Bessie Love & Irene Hunt in Forget Me Not (1923) 35mm Nitrate Fragment
1923年公開作品『若き日の夢』よりベッシー・ラヴとイレーヌ・ハント

先日大正末期の齣フィルム70枚を一括で入手しました。幻灯機で映写するため紙フレームに糊付けされた形で保存されていました。台紙に劣化と歪みが目立ちスキャンしようにも手が出せない状態で、一旦崩してスキャン後に新たな台紙に整理し直しました。

内訳としては洋画が45枚強、邦画が25枚弱。文字情報が残されておらず現時点では特定できていない作品がほとんどです。場面の特定できたハリウッド製連続活劇『赤環』(1915-16年)を別投稿で紹介してあります。

映画館で何度もかけられて使い物にならなくなったフィルムをそのまま、あるいは巡業先で興行師がその場で切り売りしたり、また下請業者が複製・着色して子供向けに玩具として販売したりして、大正期を中心に一大ブームとなった。

「大正期から昭和初期における齣フィルムの蒐集と文化」
福島 可奈子(『映像学』2018 年 99 巻 p. 46-68)
pdf版はこちら

以前にも一度引用した福島可奈子氏による齣フィルム論の一節です。大正中期から昭和初期に大きな流行を見せた「齣フィルム」文化について全体像と細部の双方に配慮をしつつまとめられたもので、本サイトでも何度か紹介した「愛」印(愛和商会)製のフィルムについても紙数が割かれています。この分野に興味のある方は眼を通しておいて損はない優れた論考だと思います。

松栄堂や愛和商会などに代表される玩具会社量産による齣フィルムについて一点補足があります。

原版となる映画館上映後のオリジナルフィルム(既製品のポジフィルム)から一旦ネガフィルム(再生フィルム)を作り(このとき、玩具会社名やジャンケンマーク等も焼き込んだと考えられる)、そのネガから別なポジフィルム(再生フィルム)へ焼きつけて製品化することで齣フィルムを量産していたのだろう。

福島論文は「だろう」という結びを使い、以上の形で齣フィルムの製造過程を推定しています。
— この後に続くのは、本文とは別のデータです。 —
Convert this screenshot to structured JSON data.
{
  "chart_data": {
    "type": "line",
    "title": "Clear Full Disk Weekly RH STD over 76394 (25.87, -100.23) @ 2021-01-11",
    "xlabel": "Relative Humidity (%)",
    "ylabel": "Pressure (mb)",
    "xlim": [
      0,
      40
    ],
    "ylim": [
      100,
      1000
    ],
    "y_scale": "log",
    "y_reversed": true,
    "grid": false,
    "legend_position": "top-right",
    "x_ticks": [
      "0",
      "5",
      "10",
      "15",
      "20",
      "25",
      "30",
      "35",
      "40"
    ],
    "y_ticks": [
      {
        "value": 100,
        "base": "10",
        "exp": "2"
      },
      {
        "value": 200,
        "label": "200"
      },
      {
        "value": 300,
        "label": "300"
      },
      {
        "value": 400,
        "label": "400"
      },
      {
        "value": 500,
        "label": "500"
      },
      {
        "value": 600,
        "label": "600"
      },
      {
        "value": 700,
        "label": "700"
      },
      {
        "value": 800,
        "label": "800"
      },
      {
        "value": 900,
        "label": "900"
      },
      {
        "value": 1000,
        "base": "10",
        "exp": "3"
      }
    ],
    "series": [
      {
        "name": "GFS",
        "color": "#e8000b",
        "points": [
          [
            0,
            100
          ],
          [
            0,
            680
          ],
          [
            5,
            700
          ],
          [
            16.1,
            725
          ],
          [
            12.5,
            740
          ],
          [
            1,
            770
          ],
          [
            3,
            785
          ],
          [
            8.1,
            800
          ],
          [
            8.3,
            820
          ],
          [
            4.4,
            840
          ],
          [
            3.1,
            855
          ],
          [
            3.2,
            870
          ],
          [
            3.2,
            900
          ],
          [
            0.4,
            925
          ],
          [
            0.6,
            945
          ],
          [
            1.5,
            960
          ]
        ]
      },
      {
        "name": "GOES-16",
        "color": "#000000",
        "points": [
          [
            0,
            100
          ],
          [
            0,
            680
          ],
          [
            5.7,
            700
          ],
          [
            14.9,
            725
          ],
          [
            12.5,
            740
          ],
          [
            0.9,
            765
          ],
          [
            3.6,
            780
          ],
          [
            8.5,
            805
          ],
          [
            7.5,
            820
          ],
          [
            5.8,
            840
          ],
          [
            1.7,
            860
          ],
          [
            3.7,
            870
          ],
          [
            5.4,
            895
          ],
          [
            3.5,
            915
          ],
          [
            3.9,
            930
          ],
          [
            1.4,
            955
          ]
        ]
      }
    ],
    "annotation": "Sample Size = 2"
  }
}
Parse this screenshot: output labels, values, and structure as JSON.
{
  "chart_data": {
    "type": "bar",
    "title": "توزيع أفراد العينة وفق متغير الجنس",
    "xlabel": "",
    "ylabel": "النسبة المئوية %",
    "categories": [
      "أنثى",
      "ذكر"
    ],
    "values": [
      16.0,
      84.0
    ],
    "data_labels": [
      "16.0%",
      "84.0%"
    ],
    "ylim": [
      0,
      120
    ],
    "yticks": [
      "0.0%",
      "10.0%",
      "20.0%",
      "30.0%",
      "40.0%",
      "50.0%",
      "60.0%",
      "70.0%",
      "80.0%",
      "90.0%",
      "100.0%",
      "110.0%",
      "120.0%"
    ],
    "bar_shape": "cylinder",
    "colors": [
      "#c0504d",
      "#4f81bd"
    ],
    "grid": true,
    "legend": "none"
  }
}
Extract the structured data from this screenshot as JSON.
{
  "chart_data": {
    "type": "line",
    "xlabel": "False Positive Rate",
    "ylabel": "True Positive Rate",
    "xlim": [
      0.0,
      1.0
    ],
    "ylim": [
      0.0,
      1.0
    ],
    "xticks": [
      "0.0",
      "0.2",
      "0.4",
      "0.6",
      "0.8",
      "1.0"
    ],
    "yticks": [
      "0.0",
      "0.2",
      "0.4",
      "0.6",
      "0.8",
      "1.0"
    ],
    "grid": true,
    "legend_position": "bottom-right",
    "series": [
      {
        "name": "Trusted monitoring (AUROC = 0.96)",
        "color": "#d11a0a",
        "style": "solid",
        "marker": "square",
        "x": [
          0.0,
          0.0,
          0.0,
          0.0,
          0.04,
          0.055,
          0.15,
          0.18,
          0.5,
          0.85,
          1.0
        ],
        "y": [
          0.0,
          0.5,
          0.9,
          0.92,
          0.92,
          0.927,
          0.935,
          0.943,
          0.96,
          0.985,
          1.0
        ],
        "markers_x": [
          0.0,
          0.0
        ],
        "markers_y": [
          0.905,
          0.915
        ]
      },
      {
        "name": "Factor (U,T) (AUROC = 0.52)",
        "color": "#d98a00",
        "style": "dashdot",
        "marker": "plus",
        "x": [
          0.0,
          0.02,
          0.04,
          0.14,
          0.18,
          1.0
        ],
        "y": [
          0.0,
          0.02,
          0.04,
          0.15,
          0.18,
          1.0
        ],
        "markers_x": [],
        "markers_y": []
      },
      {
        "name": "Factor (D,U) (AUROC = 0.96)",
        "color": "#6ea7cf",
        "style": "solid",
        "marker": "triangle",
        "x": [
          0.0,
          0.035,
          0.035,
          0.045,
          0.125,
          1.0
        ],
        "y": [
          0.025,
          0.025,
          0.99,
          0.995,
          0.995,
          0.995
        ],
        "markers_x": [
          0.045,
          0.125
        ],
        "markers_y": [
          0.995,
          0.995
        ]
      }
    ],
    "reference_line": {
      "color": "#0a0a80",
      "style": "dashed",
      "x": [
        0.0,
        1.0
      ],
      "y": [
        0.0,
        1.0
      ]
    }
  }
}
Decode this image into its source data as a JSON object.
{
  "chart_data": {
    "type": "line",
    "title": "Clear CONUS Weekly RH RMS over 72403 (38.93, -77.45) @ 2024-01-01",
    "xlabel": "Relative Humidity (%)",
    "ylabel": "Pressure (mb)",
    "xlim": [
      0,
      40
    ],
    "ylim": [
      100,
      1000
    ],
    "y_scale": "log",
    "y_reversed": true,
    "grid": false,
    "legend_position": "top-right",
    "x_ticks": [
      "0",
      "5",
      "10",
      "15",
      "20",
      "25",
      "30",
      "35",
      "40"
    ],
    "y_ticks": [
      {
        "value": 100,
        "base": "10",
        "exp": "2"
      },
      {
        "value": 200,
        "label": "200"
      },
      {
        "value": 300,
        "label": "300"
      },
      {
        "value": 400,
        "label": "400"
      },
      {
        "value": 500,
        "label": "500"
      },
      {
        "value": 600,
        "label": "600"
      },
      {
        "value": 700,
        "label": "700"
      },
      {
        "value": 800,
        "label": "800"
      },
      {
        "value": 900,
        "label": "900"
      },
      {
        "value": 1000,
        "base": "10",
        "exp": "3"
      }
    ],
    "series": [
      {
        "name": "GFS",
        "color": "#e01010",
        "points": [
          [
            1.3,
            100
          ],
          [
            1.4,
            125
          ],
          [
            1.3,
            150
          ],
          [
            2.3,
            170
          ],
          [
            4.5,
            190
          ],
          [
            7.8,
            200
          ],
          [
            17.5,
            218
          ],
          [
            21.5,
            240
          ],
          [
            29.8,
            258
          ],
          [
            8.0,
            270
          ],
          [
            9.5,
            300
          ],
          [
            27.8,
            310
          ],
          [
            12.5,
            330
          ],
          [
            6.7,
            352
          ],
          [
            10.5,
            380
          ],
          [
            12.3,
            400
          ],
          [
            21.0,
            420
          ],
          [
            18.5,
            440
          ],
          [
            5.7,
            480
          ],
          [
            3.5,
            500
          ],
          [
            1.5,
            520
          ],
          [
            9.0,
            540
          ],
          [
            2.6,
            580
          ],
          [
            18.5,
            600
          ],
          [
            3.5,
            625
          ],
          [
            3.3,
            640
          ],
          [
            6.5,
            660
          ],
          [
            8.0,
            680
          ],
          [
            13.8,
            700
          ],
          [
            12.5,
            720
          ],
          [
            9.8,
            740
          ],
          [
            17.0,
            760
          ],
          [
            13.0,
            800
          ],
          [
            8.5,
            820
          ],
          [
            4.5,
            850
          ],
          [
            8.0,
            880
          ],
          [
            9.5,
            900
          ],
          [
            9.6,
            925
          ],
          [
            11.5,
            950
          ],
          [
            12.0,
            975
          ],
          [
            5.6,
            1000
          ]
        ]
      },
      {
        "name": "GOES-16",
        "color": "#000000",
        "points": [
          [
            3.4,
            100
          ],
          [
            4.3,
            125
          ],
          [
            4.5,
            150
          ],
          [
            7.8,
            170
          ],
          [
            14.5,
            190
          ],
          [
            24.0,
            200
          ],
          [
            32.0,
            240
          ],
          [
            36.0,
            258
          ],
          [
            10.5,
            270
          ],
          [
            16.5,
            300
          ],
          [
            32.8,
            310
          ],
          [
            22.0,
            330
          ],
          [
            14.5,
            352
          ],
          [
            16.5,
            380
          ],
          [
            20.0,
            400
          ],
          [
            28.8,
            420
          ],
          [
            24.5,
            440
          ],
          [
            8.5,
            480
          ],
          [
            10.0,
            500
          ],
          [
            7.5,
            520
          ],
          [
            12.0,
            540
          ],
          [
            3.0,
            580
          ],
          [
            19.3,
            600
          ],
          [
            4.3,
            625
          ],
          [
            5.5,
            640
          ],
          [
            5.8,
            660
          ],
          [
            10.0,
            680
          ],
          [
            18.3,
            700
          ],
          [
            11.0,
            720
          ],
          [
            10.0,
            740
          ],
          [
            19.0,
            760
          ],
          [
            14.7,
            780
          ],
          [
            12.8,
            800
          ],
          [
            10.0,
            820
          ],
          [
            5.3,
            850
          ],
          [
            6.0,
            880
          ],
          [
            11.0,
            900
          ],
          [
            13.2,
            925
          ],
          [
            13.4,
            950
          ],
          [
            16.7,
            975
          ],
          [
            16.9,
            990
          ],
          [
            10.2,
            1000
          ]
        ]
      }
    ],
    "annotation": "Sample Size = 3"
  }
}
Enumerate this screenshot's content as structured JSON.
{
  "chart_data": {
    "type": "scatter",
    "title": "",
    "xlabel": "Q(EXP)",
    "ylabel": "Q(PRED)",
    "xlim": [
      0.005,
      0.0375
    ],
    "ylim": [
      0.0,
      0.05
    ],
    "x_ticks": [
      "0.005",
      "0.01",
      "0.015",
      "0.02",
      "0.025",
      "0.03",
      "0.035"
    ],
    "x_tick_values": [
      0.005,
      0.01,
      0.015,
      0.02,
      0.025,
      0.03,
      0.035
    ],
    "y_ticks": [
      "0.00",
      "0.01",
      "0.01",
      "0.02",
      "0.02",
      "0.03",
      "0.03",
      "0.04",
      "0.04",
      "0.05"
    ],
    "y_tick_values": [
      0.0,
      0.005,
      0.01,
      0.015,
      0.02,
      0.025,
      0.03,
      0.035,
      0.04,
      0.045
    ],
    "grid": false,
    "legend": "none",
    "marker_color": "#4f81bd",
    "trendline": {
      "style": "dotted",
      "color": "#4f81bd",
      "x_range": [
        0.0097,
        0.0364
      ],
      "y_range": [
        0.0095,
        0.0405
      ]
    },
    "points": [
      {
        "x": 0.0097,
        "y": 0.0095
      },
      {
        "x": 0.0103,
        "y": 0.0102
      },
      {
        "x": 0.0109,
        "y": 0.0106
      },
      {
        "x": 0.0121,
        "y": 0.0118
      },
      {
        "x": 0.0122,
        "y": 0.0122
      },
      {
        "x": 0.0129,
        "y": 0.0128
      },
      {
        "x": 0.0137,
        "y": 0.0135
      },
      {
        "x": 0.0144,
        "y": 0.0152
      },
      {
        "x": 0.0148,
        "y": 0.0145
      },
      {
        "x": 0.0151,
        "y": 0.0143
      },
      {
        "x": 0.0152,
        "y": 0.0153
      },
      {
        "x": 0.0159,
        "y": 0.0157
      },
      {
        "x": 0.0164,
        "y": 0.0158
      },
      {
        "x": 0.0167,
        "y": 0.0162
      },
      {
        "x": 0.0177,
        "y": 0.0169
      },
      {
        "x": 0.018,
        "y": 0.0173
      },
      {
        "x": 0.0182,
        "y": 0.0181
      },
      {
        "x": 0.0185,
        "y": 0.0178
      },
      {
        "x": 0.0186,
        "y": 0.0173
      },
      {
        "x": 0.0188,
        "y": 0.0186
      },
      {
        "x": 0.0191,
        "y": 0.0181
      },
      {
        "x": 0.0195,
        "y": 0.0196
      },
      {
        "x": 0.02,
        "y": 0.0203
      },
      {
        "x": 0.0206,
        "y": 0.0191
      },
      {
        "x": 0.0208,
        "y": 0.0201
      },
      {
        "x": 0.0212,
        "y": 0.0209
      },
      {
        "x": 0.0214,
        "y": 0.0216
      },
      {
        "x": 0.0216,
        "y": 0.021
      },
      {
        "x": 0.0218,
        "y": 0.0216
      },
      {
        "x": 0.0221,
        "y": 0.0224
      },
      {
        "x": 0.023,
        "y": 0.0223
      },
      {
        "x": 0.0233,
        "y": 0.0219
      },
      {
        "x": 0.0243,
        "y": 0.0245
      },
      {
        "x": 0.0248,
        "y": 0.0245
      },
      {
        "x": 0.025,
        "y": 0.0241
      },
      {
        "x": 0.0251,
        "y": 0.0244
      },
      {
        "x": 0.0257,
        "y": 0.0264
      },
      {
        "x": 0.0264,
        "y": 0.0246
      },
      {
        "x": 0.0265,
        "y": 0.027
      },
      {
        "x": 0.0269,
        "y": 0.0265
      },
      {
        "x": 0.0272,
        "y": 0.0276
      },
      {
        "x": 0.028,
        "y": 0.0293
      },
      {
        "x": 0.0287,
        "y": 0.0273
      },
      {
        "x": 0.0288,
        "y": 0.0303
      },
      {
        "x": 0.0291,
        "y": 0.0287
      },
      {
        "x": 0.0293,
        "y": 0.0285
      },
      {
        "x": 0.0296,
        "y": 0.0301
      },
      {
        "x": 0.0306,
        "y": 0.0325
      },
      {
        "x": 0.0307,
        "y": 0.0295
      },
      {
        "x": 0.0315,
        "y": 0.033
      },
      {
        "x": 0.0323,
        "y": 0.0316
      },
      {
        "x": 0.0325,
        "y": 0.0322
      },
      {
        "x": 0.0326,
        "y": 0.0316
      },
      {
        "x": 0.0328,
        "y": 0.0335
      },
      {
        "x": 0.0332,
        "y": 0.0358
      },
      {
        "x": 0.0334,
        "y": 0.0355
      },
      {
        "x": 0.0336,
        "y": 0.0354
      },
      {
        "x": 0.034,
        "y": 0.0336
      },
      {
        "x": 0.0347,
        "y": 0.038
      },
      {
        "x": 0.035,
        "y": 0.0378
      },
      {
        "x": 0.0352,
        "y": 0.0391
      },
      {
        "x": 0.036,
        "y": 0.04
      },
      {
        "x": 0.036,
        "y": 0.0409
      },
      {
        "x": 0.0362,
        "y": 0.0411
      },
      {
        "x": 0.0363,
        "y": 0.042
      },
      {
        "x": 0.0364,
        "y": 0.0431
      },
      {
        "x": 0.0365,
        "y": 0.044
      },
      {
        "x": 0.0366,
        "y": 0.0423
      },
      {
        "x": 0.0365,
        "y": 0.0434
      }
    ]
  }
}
当時の現場で作業していた人々の証言やマニュアル類が残っている訳ではないため推測以上の話はできませんし仮説が正しい可能性は十分にあります。

ただ、以前に『尊王攘夷』の齣フィルムを照らし合わせて見えてきたのは「原版は上映用のポジフィルムではなさそうだ」という話です。

左がDVD版のスクリーンショット、右が愛和商会製の齣フィルムです。一見すると同じ場面に見えますがふすまの位置関係から異なったカメラで撮られたことが分かりますし、ライティングの発想が大きく異なっています。DVD版は背後上部からの照明があるため頭部から肩、腕にかけて光の輪郭が浮き出ています。齣フィルム版にはこの照明がありません。

もう一つの重要な違いとしてフィルムベースのデジタル版には「映写痕」が残っています。左の山本嘉一を拡大して見てみると:

映写機由来の細い縦傷が幾筋にも入っているのが分かります。『尊王攘夷』DVD版は個人コレクター所有の16ミリベースではないかと言われているもので、フィルムの形式(8/9.5/16/35ミリ)に関わらず樹脂製のフィルムを金属製の映写機にかけている間にこういった傷が入るのは避けられません。

愛和商会の齣フィルムには経年による細かな汚れや傷が見られるものの、映写機を通ってきた証拠となる縦の傷が見られません。

2つの可能性を考えてみることができます。

1)映画制作会社が所有していたアウトテイクを元に齣フィルムを製作していた
2)撮影時に同時に撮られていたスチル写真のポジ(又はネガ)を元に齣フィルムを製作していた

1)のアウトテイク説でアングルや映写痕の違いを説明できますが、ライティングの差異を説明することはできません。そう考えていくと玩具会社による齣フィルムは2)スチル写真ベースの製品だったと見るのが妥当な解釈になるのでしょう。

何度も映写機をくぐり傷だらけになった上映用ポジを二次利用したもの。もう一方はスチル写真をベースに大量生産されていたもの。大正末期から昭和初期にかけて2種類の異なった「齣フィルム」があったのではないでしょうか。後者は35ミリフィルムを模してはいるものの、実体は販促用絵葉書に近いと言えそうです。